Site information
- Type: Artillery battery
- Owner: Ministry of Defence

Location
- West Battery Location in Gibraltar
- Coordinates: 36°06′49″N 5°20′49″W﻿ / ﻿36.1136°N 5.347°W

= West Battery =

Artillery battery in Gibraltar

West Battery is an artillery battery in the British Overseas Territory of Gibraltar. It is situated on the escarpment of Windmill Hill in the south of the territory.

The battery stands on the site of two emplacements originally constructed under General Edward Cornwallis between 1762 and 1777. It takes its name from its position facing south-west. In the late 19th century it became (along with Buffadero Battery and Jews' Cemetery Battery) one of three batteries on or below Windmill Hill to be equipped with BL 9.2 inch gun Mk V guns, two of which were installed in 1886. These were upgraded to BL 9.2 inch gun Mk X guns in 1901, mounted on Mark V barbettes.
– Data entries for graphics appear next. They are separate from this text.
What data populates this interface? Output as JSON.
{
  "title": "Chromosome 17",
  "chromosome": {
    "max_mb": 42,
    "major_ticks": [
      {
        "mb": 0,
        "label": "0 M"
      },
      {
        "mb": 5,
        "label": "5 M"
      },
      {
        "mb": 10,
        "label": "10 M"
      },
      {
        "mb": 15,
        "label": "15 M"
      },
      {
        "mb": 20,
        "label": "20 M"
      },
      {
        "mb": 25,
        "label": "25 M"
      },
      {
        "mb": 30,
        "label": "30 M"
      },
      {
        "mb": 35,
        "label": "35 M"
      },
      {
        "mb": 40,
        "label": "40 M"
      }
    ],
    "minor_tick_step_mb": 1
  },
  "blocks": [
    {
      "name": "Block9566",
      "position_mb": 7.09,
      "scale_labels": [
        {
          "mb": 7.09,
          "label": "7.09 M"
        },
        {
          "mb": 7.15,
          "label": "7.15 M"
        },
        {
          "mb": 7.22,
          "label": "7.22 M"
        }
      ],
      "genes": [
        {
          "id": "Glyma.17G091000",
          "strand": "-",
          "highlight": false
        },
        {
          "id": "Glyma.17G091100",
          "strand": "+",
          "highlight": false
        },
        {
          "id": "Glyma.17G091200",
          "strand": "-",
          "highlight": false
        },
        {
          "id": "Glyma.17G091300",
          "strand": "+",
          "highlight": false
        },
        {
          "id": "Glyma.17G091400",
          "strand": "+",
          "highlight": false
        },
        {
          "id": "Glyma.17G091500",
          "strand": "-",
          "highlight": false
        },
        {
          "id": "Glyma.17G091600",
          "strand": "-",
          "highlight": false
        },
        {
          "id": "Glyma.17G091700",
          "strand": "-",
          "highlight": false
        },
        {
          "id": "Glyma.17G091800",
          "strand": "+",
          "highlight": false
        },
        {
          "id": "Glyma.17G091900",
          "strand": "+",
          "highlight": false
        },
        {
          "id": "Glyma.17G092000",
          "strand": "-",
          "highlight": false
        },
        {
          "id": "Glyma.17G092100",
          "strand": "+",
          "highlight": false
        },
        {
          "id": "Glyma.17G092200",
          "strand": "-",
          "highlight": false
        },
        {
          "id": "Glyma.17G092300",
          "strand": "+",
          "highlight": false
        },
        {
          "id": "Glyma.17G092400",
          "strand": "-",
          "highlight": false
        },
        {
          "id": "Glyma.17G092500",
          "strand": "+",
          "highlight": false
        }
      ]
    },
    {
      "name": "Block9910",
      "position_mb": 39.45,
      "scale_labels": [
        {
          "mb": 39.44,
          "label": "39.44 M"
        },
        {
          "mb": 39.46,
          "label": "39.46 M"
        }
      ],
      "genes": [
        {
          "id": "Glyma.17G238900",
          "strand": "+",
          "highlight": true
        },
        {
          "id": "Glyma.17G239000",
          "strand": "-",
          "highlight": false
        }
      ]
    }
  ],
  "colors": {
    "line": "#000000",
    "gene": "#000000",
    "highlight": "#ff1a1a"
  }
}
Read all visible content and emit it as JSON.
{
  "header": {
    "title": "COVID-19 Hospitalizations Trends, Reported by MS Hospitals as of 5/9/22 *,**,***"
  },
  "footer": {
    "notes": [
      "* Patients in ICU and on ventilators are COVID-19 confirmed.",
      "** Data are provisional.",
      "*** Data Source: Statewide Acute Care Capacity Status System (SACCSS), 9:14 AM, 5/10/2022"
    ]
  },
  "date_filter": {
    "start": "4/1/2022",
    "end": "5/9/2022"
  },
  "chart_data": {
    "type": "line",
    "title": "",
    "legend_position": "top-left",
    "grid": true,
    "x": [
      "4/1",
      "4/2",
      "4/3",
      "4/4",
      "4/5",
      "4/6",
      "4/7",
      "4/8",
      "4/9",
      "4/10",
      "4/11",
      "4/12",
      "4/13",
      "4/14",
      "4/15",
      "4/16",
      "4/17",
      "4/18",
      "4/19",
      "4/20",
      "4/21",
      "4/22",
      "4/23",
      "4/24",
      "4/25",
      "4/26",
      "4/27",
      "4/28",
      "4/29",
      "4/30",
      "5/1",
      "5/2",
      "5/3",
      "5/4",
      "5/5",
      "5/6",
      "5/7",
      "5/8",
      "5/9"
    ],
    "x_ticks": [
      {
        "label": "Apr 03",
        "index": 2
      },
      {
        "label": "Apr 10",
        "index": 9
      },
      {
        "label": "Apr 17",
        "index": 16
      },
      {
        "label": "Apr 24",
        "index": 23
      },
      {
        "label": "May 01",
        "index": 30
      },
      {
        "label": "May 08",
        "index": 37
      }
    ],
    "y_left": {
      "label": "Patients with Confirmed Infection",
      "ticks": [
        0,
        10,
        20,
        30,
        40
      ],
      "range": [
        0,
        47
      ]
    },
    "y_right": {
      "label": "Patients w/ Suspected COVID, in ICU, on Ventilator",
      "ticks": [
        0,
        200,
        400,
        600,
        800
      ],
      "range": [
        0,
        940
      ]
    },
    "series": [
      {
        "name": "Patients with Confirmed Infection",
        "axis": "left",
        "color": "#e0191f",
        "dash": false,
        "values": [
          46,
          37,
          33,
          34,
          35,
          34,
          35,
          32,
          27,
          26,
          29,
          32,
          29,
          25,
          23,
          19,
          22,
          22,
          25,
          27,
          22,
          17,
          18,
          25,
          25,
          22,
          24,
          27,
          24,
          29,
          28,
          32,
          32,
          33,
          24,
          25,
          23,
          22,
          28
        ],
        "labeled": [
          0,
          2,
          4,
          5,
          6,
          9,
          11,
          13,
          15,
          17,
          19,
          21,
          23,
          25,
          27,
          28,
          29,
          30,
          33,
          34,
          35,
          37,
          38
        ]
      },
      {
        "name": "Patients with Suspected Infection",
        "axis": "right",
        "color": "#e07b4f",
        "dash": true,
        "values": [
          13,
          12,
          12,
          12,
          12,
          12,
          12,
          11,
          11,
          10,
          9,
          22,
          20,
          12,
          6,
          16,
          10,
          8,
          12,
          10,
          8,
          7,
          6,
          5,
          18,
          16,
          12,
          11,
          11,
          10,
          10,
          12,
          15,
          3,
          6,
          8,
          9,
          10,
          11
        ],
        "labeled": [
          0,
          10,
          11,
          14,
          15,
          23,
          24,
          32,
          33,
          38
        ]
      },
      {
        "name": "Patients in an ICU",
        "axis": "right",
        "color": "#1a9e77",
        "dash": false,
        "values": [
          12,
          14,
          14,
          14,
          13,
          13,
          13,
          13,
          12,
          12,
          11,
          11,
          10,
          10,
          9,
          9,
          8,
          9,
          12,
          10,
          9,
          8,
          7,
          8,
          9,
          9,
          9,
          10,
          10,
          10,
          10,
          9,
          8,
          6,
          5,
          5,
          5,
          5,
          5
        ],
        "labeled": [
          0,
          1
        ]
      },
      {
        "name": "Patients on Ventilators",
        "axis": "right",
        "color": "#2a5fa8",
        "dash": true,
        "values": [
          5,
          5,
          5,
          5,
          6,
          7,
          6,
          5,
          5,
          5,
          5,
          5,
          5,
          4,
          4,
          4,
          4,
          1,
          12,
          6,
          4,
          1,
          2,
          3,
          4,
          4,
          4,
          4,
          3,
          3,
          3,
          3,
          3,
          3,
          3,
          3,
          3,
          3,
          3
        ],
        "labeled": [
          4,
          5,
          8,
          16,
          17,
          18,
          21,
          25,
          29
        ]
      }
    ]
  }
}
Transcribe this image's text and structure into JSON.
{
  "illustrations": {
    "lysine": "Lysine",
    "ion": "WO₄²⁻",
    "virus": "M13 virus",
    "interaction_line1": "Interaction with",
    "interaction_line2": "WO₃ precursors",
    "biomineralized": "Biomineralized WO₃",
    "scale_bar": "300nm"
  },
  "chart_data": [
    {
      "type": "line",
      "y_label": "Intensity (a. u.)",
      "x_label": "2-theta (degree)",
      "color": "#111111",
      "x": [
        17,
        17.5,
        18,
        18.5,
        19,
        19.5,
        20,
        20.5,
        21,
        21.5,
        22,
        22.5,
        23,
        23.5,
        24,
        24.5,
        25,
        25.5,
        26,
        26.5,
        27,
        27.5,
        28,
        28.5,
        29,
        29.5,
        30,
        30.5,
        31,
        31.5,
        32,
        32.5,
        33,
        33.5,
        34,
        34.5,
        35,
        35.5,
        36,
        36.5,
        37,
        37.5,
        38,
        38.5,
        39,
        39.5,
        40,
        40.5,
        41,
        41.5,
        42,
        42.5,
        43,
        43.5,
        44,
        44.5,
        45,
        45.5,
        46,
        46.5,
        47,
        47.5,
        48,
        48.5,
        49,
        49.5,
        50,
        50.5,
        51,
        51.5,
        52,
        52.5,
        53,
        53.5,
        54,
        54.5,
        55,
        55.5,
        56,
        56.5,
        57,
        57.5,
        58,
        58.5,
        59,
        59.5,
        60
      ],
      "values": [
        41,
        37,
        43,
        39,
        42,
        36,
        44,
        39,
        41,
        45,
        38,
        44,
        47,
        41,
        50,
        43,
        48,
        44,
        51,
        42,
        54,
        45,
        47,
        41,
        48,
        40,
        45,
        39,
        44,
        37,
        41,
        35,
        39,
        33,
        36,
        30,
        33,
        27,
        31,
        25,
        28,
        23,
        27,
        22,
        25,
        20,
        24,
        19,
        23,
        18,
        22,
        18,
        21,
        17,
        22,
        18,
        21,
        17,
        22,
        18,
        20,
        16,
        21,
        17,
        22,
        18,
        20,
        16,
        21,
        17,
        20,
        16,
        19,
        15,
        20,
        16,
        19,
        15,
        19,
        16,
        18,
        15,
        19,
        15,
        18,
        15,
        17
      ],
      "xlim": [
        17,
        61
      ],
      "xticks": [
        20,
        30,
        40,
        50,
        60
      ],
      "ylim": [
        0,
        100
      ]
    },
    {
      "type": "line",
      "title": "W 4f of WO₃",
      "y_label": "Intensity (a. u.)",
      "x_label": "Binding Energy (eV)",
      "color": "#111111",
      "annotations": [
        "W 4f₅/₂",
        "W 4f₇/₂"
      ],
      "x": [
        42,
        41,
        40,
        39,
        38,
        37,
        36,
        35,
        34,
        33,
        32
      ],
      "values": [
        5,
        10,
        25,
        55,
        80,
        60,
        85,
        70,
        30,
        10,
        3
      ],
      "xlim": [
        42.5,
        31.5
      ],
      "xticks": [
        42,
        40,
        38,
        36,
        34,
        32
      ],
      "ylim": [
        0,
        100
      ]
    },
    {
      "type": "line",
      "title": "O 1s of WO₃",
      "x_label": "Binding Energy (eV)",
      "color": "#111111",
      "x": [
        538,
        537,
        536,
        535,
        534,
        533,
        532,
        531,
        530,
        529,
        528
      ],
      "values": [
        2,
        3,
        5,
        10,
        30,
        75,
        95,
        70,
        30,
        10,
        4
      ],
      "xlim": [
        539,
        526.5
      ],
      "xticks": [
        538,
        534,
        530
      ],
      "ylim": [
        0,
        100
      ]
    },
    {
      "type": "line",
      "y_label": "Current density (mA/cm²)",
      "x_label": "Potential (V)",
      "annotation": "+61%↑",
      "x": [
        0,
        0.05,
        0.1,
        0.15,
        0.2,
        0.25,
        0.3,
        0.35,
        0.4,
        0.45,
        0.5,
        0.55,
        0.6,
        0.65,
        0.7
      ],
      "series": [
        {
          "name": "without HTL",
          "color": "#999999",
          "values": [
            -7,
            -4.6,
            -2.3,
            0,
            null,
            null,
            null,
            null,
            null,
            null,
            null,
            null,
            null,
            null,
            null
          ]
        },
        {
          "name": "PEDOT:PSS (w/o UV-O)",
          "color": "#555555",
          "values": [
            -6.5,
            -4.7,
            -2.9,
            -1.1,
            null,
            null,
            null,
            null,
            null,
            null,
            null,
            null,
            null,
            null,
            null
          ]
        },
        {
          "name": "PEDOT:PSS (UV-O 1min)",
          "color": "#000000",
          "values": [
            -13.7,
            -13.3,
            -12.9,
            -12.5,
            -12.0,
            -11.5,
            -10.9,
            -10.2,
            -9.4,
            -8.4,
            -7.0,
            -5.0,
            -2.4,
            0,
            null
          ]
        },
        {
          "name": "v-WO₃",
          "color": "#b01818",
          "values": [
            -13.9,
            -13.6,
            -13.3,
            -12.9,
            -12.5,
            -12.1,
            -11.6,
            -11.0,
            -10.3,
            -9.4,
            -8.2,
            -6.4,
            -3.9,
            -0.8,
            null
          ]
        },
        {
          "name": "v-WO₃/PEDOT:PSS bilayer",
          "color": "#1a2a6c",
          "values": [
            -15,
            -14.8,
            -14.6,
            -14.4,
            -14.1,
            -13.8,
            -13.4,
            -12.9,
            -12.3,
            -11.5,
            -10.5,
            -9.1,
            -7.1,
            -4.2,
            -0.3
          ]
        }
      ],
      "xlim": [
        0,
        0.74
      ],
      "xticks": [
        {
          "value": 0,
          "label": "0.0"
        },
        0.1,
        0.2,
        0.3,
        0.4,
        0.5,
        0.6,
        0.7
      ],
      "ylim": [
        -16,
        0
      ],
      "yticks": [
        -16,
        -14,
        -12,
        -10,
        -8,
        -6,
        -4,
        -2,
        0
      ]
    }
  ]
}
They faced out towards the Mediterranean to cover naval traffic through the Straits of Gibraltar.

The 9.2-inch guns remained in service until 1950. They were subsequently replaced by three 5.25-inch dual-purpose guns for coastal and anti-aircraft defence. Although the guns have since been removed, the emplacements and the structure of the battery are still clearly visible.